What it actually said by williamhb · 2010-03-17 15:38 · Score: 5, Informative
Contrary to the parent poster's claim, the article does not focus on correlation vs causation. It focuses on people getting the correlation wrong in the first place. It lists several common mistakes scientists make when writing up research studies. (Not all scientists are very good at stats). These include:
- If you run enough studies you are almost certain to find a difference that appears statistically significant at the p<0.05 level through chance alone. (It is incredibly unlikely that you will win the lottery; but across the whole pool of tickets someone wins it most weeks.) That makes studies that bulk analyze large amounts of data against many different factors, actively hunting for something that is significantly different, erroneous.
- "p < 0.05" does not mean there is a 95% chance of your result being "true"; it just means that someone else rolling dice has a 5% chance of achieving the same result through chance alone.
- Tests are often combined in ways that are mathematically inconsistent
- Finding a statistical effect does not mean it is a strong effect
- You cannot simply compare effect sizes between two studies because the results of their control groups may differ ("effect size analysis" is usually wrong)

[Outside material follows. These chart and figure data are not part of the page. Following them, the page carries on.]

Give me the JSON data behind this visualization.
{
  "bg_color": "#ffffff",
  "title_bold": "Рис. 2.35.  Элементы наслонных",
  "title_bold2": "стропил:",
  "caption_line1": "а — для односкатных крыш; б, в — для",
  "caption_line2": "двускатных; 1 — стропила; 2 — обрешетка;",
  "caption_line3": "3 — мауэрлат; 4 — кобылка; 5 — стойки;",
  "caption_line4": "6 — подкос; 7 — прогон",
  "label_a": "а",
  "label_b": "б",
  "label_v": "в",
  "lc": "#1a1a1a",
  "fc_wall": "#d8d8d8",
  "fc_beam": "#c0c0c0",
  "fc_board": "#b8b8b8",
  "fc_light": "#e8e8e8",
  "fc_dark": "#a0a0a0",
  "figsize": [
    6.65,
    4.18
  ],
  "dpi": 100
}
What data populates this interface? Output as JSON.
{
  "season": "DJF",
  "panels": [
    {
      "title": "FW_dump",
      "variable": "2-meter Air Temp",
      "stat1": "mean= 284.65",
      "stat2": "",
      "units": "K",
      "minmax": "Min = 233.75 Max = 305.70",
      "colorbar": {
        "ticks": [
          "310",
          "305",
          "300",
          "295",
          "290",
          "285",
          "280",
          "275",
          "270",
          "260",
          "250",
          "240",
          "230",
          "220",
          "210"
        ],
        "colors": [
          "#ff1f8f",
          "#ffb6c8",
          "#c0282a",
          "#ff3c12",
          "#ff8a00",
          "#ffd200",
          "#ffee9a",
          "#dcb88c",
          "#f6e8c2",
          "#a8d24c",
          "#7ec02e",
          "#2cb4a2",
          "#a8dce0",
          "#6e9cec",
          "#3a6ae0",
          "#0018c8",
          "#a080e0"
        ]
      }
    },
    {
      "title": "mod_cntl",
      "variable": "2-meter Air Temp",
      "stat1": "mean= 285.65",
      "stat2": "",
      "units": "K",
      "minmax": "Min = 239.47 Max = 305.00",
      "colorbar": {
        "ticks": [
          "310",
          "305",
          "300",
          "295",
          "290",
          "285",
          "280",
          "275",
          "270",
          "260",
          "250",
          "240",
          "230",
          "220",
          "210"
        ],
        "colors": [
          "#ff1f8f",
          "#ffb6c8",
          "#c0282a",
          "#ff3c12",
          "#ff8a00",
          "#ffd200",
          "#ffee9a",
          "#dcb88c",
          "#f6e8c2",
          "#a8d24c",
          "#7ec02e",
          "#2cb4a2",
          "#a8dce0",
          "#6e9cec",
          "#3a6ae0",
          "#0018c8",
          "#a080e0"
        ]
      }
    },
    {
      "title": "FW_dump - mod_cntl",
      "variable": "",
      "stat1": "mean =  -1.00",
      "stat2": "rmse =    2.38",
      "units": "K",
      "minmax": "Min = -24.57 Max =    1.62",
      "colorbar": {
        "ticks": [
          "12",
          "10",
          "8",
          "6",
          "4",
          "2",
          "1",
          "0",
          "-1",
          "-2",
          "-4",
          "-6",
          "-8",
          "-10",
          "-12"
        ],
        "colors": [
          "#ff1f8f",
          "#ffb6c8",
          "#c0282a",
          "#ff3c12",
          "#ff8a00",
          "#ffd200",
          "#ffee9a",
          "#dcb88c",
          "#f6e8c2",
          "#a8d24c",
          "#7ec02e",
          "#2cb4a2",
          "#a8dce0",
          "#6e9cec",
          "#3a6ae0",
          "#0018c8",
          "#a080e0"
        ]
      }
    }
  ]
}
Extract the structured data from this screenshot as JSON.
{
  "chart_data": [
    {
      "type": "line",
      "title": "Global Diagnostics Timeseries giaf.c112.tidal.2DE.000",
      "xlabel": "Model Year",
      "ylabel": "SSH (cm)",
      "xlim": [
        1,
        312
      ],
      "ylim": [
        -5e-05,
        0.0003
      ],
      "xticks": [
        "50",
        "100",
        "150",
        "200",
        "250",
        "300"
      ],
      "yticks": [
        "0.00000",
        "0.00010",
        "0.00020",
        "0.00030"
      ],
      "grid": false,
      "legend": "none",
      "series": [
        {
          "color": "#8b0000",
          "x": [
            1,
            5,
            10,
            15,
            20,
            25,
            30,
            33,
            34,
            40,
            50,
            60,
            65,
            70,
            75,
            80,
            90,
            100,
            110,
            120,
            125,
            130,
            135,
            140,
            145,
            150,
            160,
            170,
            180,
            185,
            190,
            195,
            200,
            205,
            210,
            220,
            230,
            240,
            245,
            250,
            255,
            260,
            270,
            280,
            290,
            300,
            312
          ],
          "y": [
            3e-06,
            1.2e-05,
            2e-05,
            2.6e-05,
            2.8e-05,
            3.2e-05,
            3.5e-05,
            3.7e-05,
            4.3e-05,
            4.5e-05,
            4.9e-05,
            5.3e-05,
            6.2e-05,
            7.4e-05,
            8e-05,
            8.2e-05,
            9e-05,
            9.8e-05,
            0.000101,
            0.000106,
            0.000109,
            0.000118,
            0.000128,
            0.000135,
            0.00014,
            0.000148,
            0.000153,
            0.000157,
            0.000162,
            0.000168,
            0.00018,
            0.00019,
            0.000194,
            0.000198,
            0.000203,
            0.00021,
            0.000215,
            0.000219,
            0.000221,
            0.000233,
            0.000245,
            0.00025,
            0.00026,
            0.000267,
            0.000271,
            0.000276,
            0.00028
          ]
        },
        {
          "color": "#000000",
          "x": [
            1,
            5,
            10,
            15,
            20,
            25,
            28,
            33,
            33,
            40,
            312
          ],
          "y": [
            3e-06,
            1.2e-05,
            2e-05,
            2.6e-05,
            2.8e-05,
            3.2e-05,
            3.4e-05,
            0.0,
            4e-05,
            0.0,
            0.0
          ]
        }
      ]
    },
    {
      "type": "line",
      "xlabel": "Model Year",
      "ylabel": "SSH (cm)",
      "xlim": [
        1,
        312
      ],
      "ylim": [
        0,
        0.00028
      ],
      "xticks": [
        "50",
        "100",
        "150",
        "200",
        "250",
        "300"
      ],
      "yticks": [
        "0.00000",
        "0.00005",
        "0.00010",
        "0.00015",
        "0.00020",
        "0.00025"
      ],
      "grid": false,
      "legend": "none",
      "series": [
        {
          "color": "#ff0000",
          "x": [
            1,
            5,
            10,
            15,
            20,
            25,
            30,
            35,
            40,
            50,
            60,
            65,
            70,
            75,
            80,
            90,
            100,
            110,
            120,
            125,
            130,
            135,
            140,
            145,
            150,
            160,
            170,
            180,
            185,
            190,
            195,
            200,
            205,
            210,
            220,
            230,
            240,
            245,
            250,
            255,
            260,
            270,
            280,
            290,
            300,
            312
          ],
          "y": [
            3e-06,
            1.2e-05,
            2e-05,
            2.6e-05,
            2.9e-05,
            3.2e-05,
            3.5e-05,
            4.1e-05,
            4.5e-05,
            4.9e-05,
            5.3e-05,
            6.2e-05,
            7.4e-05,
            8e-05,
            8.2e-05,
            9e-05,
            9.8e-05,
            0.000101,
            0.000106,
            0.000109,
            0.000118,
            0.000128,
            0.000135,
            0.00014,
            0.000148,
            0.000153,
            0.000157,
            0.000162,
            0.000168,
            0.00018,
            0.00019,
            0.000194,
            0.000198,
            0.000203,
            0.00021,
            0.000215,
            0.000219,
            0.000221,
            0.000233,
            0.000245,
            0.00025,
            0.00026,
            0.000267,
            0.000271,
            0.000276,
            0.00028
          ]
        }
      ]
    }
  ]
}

- Failing to find a significant effect does not mean there is no effect ("we found there was no significant effect on..." is misleading because "no satistical significance" is "no information" [your study didn't tell anybody anything] not "no effect" -- to prove "no effect" you need a different statistical test)
And lots of others. It then suggests Bayesian reasoning as an alternative to traditional statistical tests.
Most post-PhD scientists are aware of the common mistakes, but being aware that we make mistakes doesn't necessarily stop us from making them. If you chose a random set of conference proceedings, it is almost certain you will find at least one paper (and I suspect usually a dozen or more) that have statistical mistakes in them.
Re:Summery? by Saroful · 2010-03-17 19:37 · Score: 5, Informative

And what's the law about spelling/grammar corrections that incorrectly correct the supposed spelling error? (Redundancy is purposefully deliberate.) "Its" is possessive. "It's" is a contraction of "it" and "is". -- This has been a message from your friendly neighborhood Spelling Nazi.